Nie chciała jednak uwierzyć, że Sergio nie żyje i aż do swojej śmierci w 1988 r. miała nadzieję, że wciąż żyje. Jej syn Mario, który urodził się po wojnie, jego żona Clotilde i ich syn Edoardo regularnie uczestniczą w uroczystościach upamiętniających 20 kwietnia, podobnie jak jej kuzynki Andra i Tatiana Bucci.

Andra i Tatiana Bucci postawiły sobie za cel dzielenie się swoją historią życia w możliwie najszerszym zakresie.
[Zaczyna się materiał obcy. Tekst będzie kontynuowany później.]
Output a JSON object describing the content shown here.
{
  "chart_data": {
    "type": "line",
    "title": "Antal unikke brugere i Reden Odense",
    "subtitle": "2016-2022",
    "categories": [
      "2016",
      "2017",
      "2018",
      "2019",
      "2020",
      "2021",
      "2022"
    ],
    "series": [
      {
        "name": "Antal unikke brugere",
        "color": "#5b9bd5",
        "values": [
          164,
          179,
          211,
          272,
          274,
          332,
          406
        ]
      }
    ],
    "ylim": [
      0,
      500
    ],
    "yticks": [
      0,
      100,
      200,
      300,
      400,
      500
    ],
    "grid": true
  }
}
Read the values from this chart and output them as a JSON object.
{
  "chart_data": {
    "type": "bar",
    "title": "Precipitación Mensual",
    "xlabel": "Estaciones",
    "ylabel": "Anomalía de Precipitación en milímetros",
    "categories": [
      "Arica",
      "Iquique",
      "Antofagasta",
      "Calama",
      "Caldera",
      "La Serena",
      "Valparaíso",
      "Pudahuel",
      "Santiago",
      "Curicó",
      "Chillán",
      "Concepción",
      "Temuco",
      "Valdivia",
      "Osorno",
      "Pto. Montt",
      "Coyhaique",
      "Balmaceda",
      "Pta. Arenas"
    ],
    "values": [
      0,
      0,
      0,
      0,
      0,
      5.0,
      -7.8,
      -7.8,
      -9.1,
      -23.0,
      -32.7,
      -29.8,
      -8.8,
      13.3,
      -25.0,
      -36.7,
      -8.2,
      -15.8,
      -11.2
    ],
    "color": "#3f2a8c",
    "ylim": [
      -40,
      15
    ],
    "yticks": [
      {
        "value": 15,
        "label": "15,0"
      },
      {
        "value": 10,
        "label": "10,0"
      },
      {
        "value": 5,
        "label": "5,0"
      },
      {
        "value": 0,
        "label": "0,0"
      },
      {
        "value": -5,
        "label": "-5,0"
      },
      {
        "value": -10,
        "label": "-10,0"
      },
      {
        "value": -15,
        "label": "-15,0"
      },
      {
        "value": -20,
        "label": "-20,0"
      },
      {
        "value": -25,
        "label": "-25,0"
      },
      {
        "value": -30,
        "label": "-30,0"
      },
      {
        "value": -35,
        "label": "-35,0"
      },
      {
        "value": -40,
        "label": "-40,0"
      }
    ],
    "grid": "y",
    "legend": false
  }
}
Opublikowały własne wspomnienia ("Zawsze pamiętaj, jak się nazywasz") i podróżowały do miejsca pamięci Auschwitz z klasami szkolnymi. Pełnią także rolę świadkiń historii i opowiadają o swoim życiu oraz losach swojej rodziny podczas spotkań z uczniami we włoskich szkołach. Na początku marca 2022 r. zostały odznaczone Krzyżem Zasługi Republiki Federalnej Niemiec.